De acordo com as autoridades, o foco do projeto é combater a não adesão a tratamentos médicos — apontada como uma das principais causas de piora de quadros clínicos evitáveis e de gastos desnecessários em saúde. Estima-se que renovações de receitas representem cerca de 80% de toda a atividade relacionada a medicamentos no sistema de saúde americano.

A plataforma da Doctronic permite que pacientes renovem receitas em poucos minutos, após responderem a um questionário clínico semelhante ao realizado por médicos. Caso não haja sinais de alerta, a prescrição é enviada diretamente à farmácia. Medicamentos considerados de maior risco, como opioides, drogas para TDAH e injetáveis, estão fora do escopo do piloto.

“O objetivo é mostrar que uma IA bem regulada pode melhorar o acesso, reduzir atrasos no tratamento e evitar internações desnecessárias, mantendo os médicos no centro do cuidado”, afirmou Margaret Woolley Busse, diretora executiva do Departamento de Comércio de Utah.

A empresa afirma que a tecnologia é programada para priorizar a segurança e escalar automaticamente casos duvidosos para avaliação humana. Além disso, os primeiros 250 pedidos de cada classe de medicamento serão revisados por médicos antes que a IA passe a operar de forma totalmente autônoma naquele grupo.

Especialistas alertam para riscos

Apesar do entusiasmo do governo e da empresa, o programa levanta preocupações entre médicos, reguladores e especialistas em saúde. Reportagem do site norte-americano Politico destaca que o projeto é um teste de alto risco sobre até que ponto pacientes e autoridades estão dispostos a confiar em algoritmos em decisões médicas sensíveis.

Entidades médicas alertam que a automação pode deixar passar sinais clínicos sutis, interações medicamentosas complexas ou até ser explorada de forma indevida por pessoas tentando obter medicamentos de forma irregular.

“Embora a IA tenha enorme potencial para transformar a medicina, sem a participação do médico ela também pode representar riscos sérios para pacientes”, afirmou o presidente da Associação Médica Americana, Dr. John Whyte, em nota.

Outro ponto de atenção é a ausência, até o momento, de um posicionamento claro da FDA. Embora estados regulem a prática da medicina, a agência pode entender que sistemas de IA usados para tratar ou prevenir doenças se enquadram como dispositivos médicos, o que poderia levar a exigências adicionais ou até suspender a expansão do projeto.

O próprio governo de Utah reconhece o risco político e institucional da iniciativa. “Para nós, também é um risco.
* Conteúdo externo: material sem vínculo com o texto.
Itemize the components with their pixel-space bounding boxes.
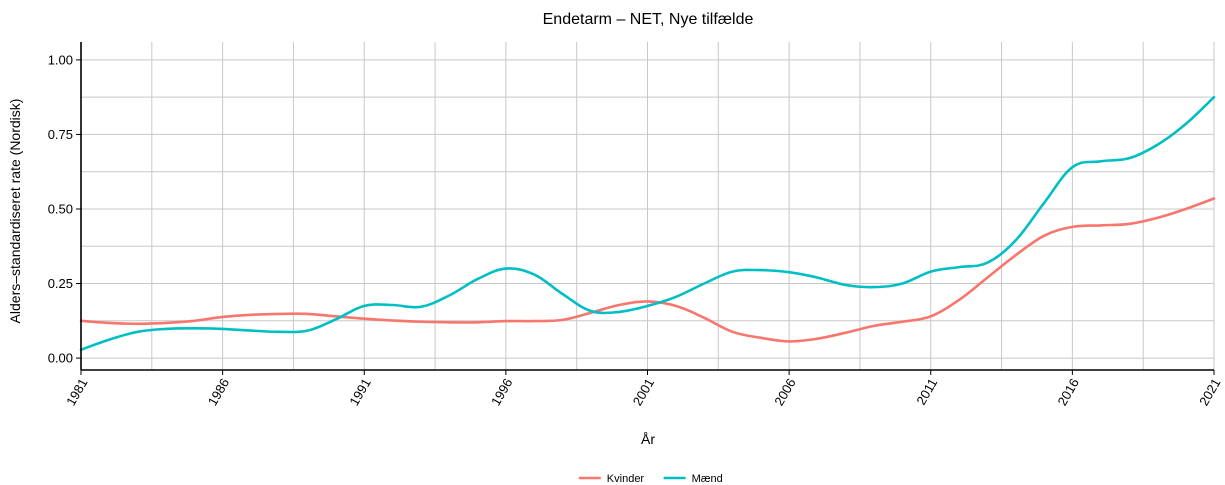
chart-title: Endetarm – NET, Nye tilfælde [543,11,754,28]
x-axis-title: År [641,431,655,447]
x-tick-label: 1981 [63,376,90,409]
series-line-0 [79,197,1216,343]
legend-label-1: Mænd [692,473,723,485]
y-tick-label: 1.00 [48,52,73,67]
y-tick-label: 0.50 [48,201,73,216]
x-tick-label: 1991 [346,376,373,409]
x-tick-label: 1986 [205,376,232,409]
x-tick-label: 1996 [488,376,515,409]
x-tick-label: 2006 [771,376,798,409]
y-axis-title: Alders–standardiseret rate (Nordisk) [7,99,23,324]
grid-lines [80,42,1215,370]
y-tick-label: 0.75 [48,127,73,142]
y-axis-ticks: 0.00 0.25 0.50 0.75 1.00 [48,52,81,366]
series-layer [79,95,1216,351]
legend-label-0: Kvinder [607,473,645,485]
y-tick-label: 0.00 [48,351,73,366]
series-line-1 [79,95,1216,351]
x-tick-label: 2016 [1054,376,1081,409]
legend: Kvinder Mænd [578,473,723,485]
y-tick-label: 0.25 [48,276,73,291]
x-tick-label: 2011 [913,376,940,408]
x-tick-label: 2001 [630,376,657,409]
x-tick-label: 2021 [1196,376,1223,409]
x-axis-ticks: 1981 1986 1991 1996 2001 2006 2011 2016 2021 [63,370,1224,409]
Precisamos garantir que isso seja feito com cuidado, para que a população confie que o estado não está sendo irresponsável”, afirmou Busse ao Politico.

Modelo pode se espalhar

Mesmo com as críticas, Utah aposta que o projeto poderá servir de referência nacional. Estados como Arizona, Texas e Wyoming já discutem iniciativas semelhantes, e a Doctronic afirma estar em negociações para expandir o modelo.

Os resultados do piloto — incluindo segurança clínica, adesão ao tratamento, satisfação dos pacientes e impacto nos custos — serão divulgados publicamente e podem influenciar futuras políticas estaduais e federais sobre o uso de inteligência artificial na saúde.

Enquanto isso, o programa reacende um debate central: até onde a tecnologia pode substituir decisões humanas na medicina sem comprometer a segurança dos pacientes.